🤖 AI Summary
This work addresses key challenges in the paradigm shift from offline to real-time interactive video understanding—namely, continuous perception, dynamic answer refinement, and timely silence—by proposing a dual-channel non-blocking architecture. The design leverages cross-attention mechanisms to decouple and fuse visual and linguistic modalities, with visual features fed through a side channel to enable parallel perception and generation.

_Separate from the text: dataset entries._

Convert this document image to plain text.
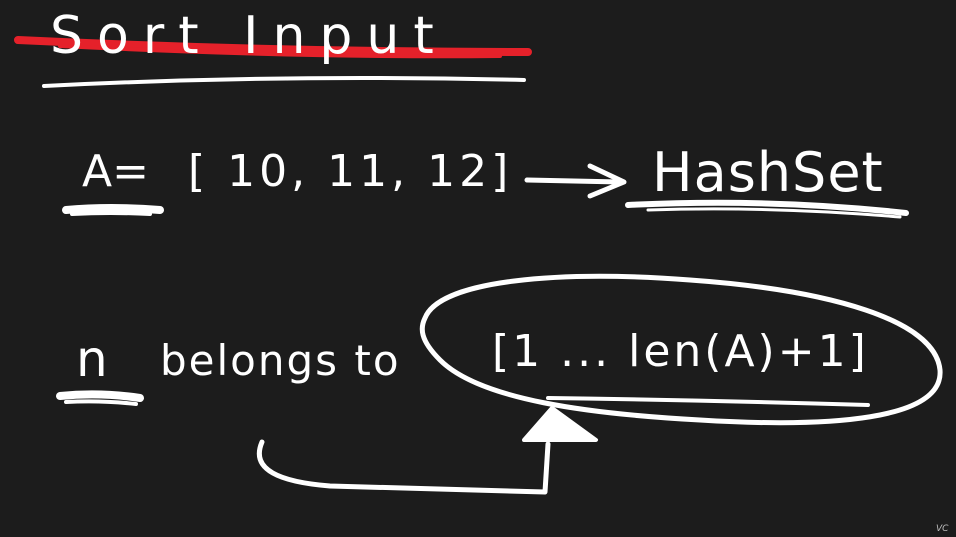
Sort Input
A= [ 10, 11, 12]	HashSet
n belongs to [1 ... len(A)+1]
VC
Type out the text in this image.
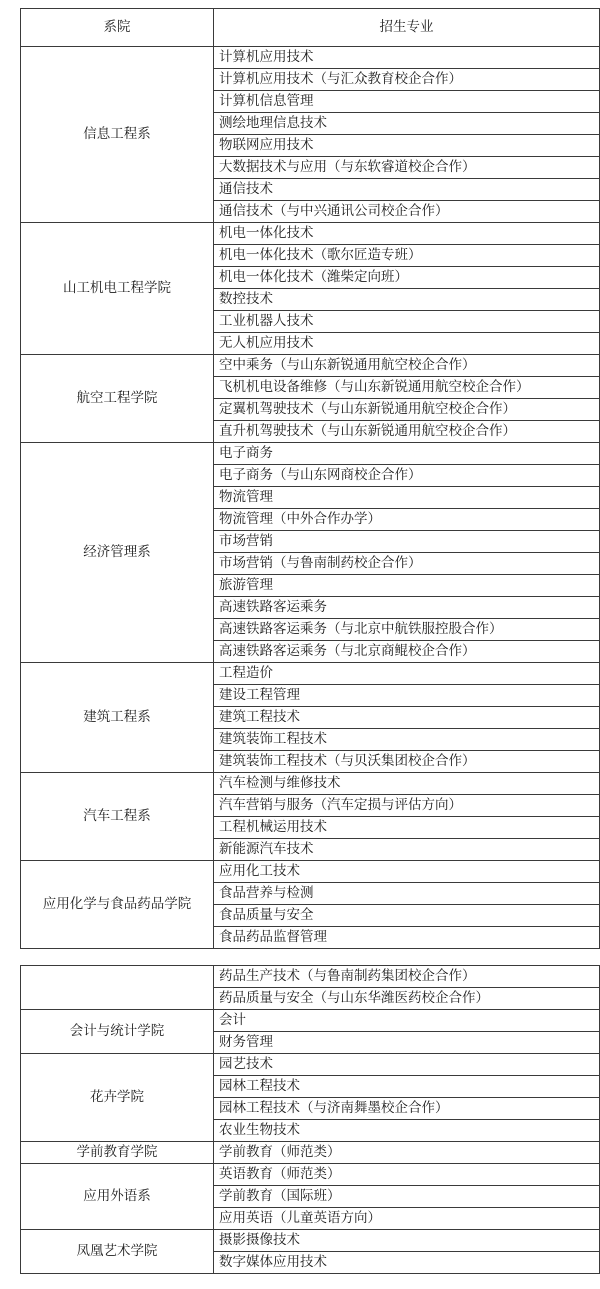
系院	招生专业
信息工程系	计算机应用技术
	计算机应用技术（与汇众教育校企合作）
	计算机信息管理
	测绘地理信息技术
	物联网应用技术
	大数据技术与应用（与东软睿道校企合作）
	通信技术
	通信技术（与中兴通讯公司校企合作）
山工机电工程学院	机电一体化技术
	机电一体化技术（歌尔匠造专班）
	机电一体化技术（潍柴定向班）
	数控技术
	工业机器人技术
	无人机应用技术
航空工程学院	空中乘务（与山东新锐通用航空校企合作）
	飞机机电设备维修（与山东新锐通用航空校企合作）
	定翼机驾驶技术（与山东新锐通用航空校企合作）
	直升机驾驶技术（与山东新锐通用航空校企合作）
经济管理系	电子商务
	电子商务（与山东网商校企合作）
	物流管理
	物流管理（中外合作办学）
	市场营销
	市场营销（与鲁南制药校企合作）
	旅游管理
	高速铁路客运乘务
	高速铁路客运乘务（与北京中航铁服控股合作）
	高速铁路客运乘务（与北京商鲲校企合作）
建筑工程系	工程造价
	建设工程管理
	建筑工程技术
	建筑装饰工程技术
	建筑装饰工程技术（与贝沃集团校企合作）
汽车工程系	汽车检测与维修技术
	汽车营销与服务（汽车定损与评估方向）
	工程机械运用技术
	新能源汽车技术
应用化学与食品药品学院	应用化工技术
	食品营养与检测
	食品质量与安全
	食品药品监督管理
	药品生产技术（与鲁南制药集团校企合作）
	药品质量与安全（与山东华潍医药校企合作）
会计与统计学院	会计
	财务管理
花卉学院	园艺技术
	园林工程技术
	园林工程技术（与济南舞墨校企合作）
	农业生物技术
学前教育学院	学前教育（师范类）
应用外语系	英语教育（师范类）
	学前教育（国际班）
	应用英语（儿童英语方向）
凤凰艺术学院	摄影摄像技术
	数字媒体应用技术
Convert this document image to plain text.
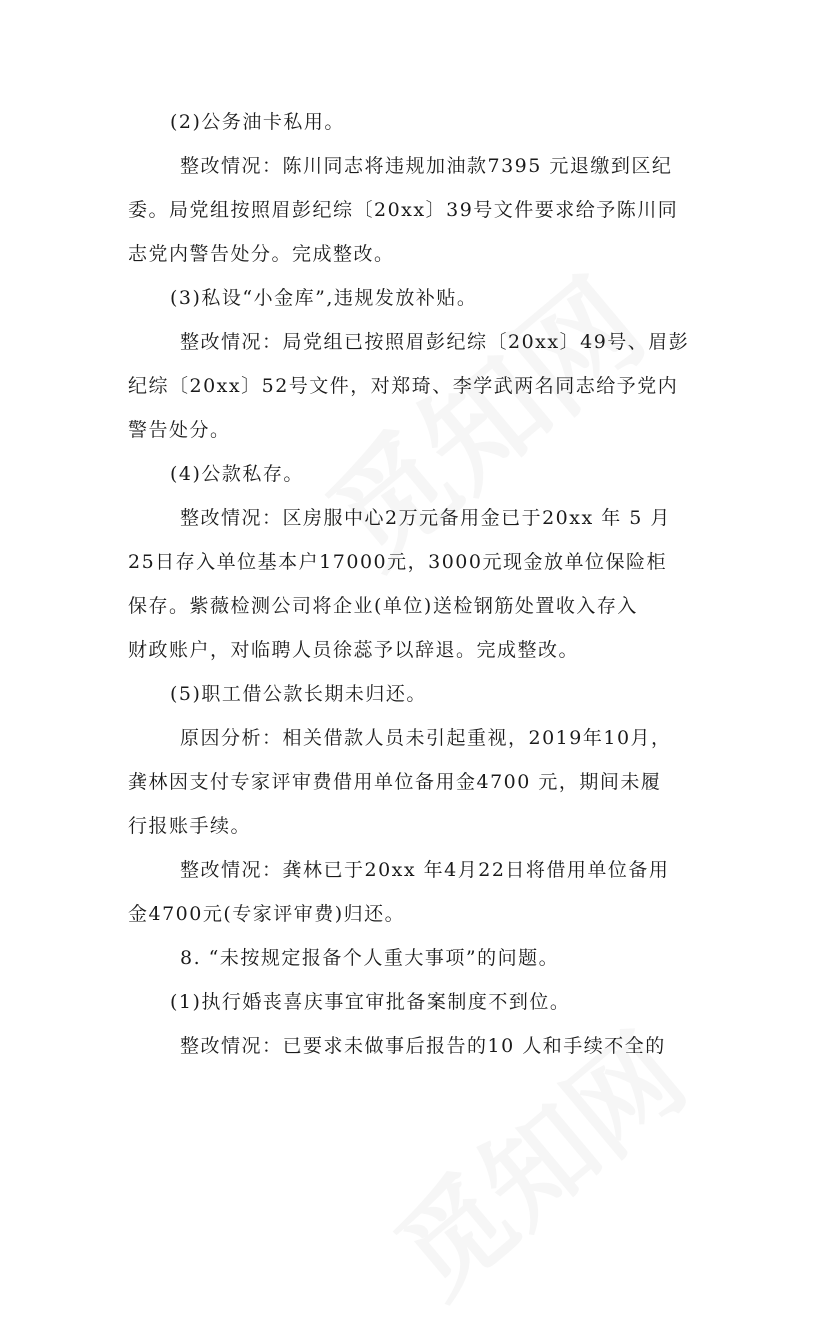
(2)公务油卡私用。

整改情况：陈川同志将违规加油款7395 元退缴到区纪

委。局党组按照眉彭纪综〔20xx〕39号文件要求给予陈川同

志党内警告处分。完成整改。

(3)私设“小金库”,违规发放补贴。

整改情况：局党组已按照眉彭纪综〔20xx〕49号、眉彭

纪综〔20xx〕52号文件，对郑琦、李学武两名同志给予党内

警告处分。

(4)公款私存。

整改情况：区房服中心2万元备用金已于20xx 年 5 月

25日存入单位基本户17000元，3000元现金放单位保险柜

保存。紫薇检测公司将企业(单位)送检钢筋处置收入存入

财政账户，对临聘人员徐蕊予以辞退。完成整改。

(5)职工借公款长期未归还。

原因分析：相关借款人员未引起重视，2019年10月，

龚林因支付专家评审费借用单位备用金4700 元，期间未履

行报账手续。

整改情况：龚林已于20xx 年4月22日将借用单位备用

金4700元(专家评审费)归还。

8. “未按规定报备个人重大事项”的问题。

(1)执行婚丧喜庆事宜审批备案制度不到位。

整改情况：已要求未做事后报告的10 人和手续不全的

Combined with synthetically generated dense captioning data and a tailored fine-tuning strategy, the model achieves approximately a 5× reduction in first-token latency and a 2.7× increase in decoding throughput, while preserving near-parity with offline performance. Moreover, it demonstrates robustness on spatiotemporally fine-grained reasoning tasks.
📝 Abstract
Video understanding is shifting from the offline paradigm -- taking a fully recorded video as input and producing a single answer after it ends -- toward real-time interaction, in which the model perceives new frames while still replying, revises its answer as new evidence appears, and remains silent when there is nothing to say. We present MOSS-Video-Preview to validate this paradigm. Our central claim is that perception must not be blocked by generation; its natural realization is a two-channel architecture. We argue that a cross-attention backbone is better suited to real-time vision-language fusion than the prevailing decoder-only design: visual features enter through a side channel rather than joining the autoregressive sequence, so perception and generation run on separate, non-blocking pathways -- reducing the frequency of visual processing and exposing a clean channel-wise interface for independent compression. We complement this with a data synthesis pipeline that converts dense captions into real-time understanding QA whose answers are revised to match what the model has perceived so far, and we specialize an offline model on these data to elicit real-time behavior. Our model trails the strong Qwen2.5-VL-7B baseline overall -- a gap we attribute primarily to data and scale rather than the architecture -- yet attains competitive offline video and multimodal understanding, remains robust on the spatial and fine-grained temporal reasoning central to real-time use, and acquires behaviors that offline models lack: continuous perception, answer revision, and timely silence. On a single H200 with 256 frames per video, it achieves about a 5x speedup in time to first token and 2.7x higher decoding throughput, with negligible degradation in offline ability. Our study of paradigm, architecture, and data outlines a viable path toward real-time video understanding.